NEWS

Move over, Las Vegas: Sands, Harrah's CEOs say Massachusetts is ready for casinos

Tom Benner

Top casino industry executives say they can't see why state lawmakers are taking so long to act on a bill legalizing casino gambling in Massachusetts.

``There's been gambling in this state since I was a child,'' said Sheldon Adelson, chief executive of gambling giant Las Vegas Sands Corp., at a six-hour State House hearing on gambling.

``When I was a kid, a teenager growing up in Dorchester 60 years ago, my father used to go to Suffolk (Downs) almost every day,'' he said. ``Gambling has been going on here forever.''

Adelson, 74, who maintains a home in Newton and is one of the richest people in America, said Massachusetts effectively has casino gambling now with Foxwoods and Mohegan Sun next doorin Connecticut.

``Eventually, it's opening up,'' Adelson said of the Massachusetts gambling market. ``Kansas just opened up, that's a real Midwestern (place), not as puritanical as Massachusetts.''

Gary Loveman, CEO of Harrah's Entertainment, said lawmakers have plenty of information on which to judge Gov. Deval Patrick's plan for three resort-style casinos in Massachusetts.

``In Massachusetts, you have a case where the two largest casinos in the world sit nearby, and we know that our residents visit those casinos extensively,'' said Loveman, who has a home in the Boston suburbs.

``We have the most aggressively marketed Lottery in North America, and the most successful. And we have both dog and horse track betting,'' he said. ``This is not a state that is debating should its resident gamble, that's been decided.''

Loveman expressed surprise when Rep. David Flynn, co-chairman of the legislative panel that hosted Tuesday's hearing on gambling revenues, acknowledged he's never visited a casino. Flynn, a Bridgewater Democrat, has been pushing to allow slot machines at the state's four race tracks.

``I'm continually struck by the fact that in Boston, an awful lot of influencers have never been to a casino,'' Loveman said. ``That makes it difficult to debate an issue of this sort, with absolutely no first-hand knowledge of the subject.''

While Harrah's Entertainment has partnered with Native American tribes on three casinos, Loveman said there's no guarantee that the Mashpee Wampanoag tribe will be able to deliver on its planned casino in Middleboro.
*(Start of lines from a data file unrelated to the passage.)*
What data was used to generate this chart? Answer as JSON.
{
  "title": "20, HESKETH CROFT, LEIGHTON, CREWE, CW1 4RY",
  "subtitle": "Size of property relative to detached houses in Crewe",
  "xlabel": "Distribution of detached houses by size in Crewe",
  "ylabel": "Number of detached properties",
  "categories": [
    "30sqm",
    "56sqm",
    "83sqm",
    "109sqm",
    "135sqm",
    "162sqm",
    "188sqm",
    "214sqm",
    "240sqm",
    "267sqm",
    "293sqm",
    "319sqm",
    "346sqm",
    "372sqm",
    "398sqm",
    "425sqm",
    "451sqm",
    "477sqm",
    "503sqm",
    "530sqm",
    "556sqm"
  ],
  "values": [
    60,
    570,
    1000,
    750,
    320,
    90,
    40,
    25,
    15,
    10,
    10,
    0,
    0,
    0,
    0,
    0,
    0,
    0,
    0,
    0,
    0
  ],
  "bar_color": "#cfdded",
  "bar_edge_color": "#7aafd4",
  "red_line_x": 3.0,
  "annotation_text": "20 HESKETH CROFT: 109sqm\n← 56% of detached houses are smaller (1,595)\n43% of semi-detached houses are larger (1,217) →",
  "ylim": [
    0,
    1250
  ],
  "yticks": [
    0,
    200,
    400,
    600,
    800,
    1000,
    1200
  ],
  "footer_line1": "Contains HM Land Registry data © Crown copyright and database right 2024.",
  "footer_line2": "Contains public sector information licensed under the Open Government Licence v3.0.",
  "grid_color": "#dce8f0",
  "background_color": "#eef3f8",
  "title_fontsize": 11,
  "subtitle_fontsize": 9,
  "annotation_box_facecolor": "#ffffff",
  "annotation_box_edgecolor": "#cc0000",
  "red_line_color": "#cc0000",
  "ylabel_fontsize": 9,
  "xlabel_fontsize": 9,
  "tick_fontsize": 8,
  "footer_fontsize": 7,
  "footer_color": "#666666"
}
``Anyone who wants to stop this will have lots of different ways to stop it or slow it down,'' Loveman said. ``Slowing things down in the world of real estate development is largely the same as killing it.''

Others see an Indian casino as inevitable. The tribe is allowed by federal law to offer any gambling already allowed by its home state - in this case, so-called ``Class II'' gambling which covers Keno, high-stakes bingo, and non-house-banked card games.
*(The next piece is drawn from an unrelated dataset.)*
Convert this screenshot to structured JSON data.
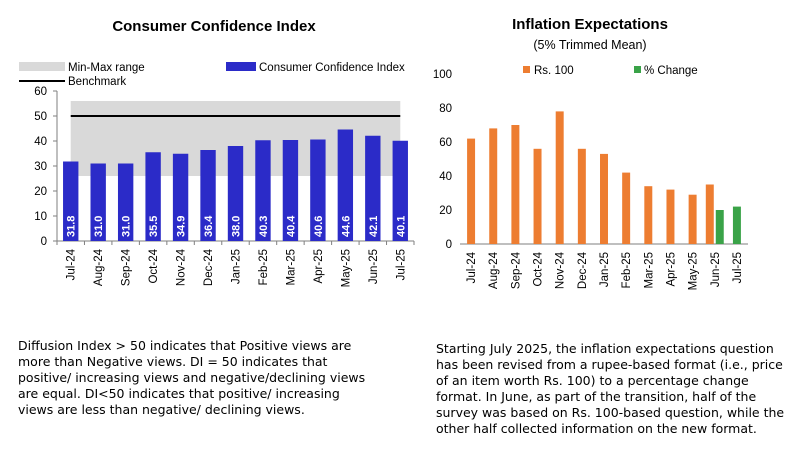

The tribe could open such a facility right now in Mashpee, or at another location such as Middleboro with approval from the Department of the Interior's Bureau of Indian Affairs.

But the tribe needs state approval to upgrade its offerings to ``Class III'' gambling - that is, slot machines, baccarat, craps, and house-banked table games.

``If we put our heads in the sand and sit on our hands and do nothing, in the next three to seven years we'll have a full-blown Indian casino,'' said Sen. Michael Morrissey, a Quincy Democrat and gambling proponent.

Patrick also expressed frustration to lawmakers that his casino plan, proposed in October, still hasn't come up for a vote.

Several hundred people packed into a State House auditorium for the hearing, many of them unionized hospitality workers who want to see the estimated 20,000 jobs projected from the three casinos.

``The people go to another state for the gambling, and that means no work for Massachusetts,'' Jody Ho of Quincy, a housekeeper at a Boston hotel, said as she waited for the hearing to begin.

Claudette Wilson of Brockton, also a hotel housekeeper, said: ``There are no jobs. We'd like for the casinos to be here, that would be nice for the people.''

House Speaker Sal DiMasi, who has generally opposed casinos, did not attend Tuesday's hearing. He said through a spokesman the bill won't be considered until the spring.

``This is the beginning of a long process, there's a lot of homework to be done,'' said DiMasi spokesman Dave Guarino.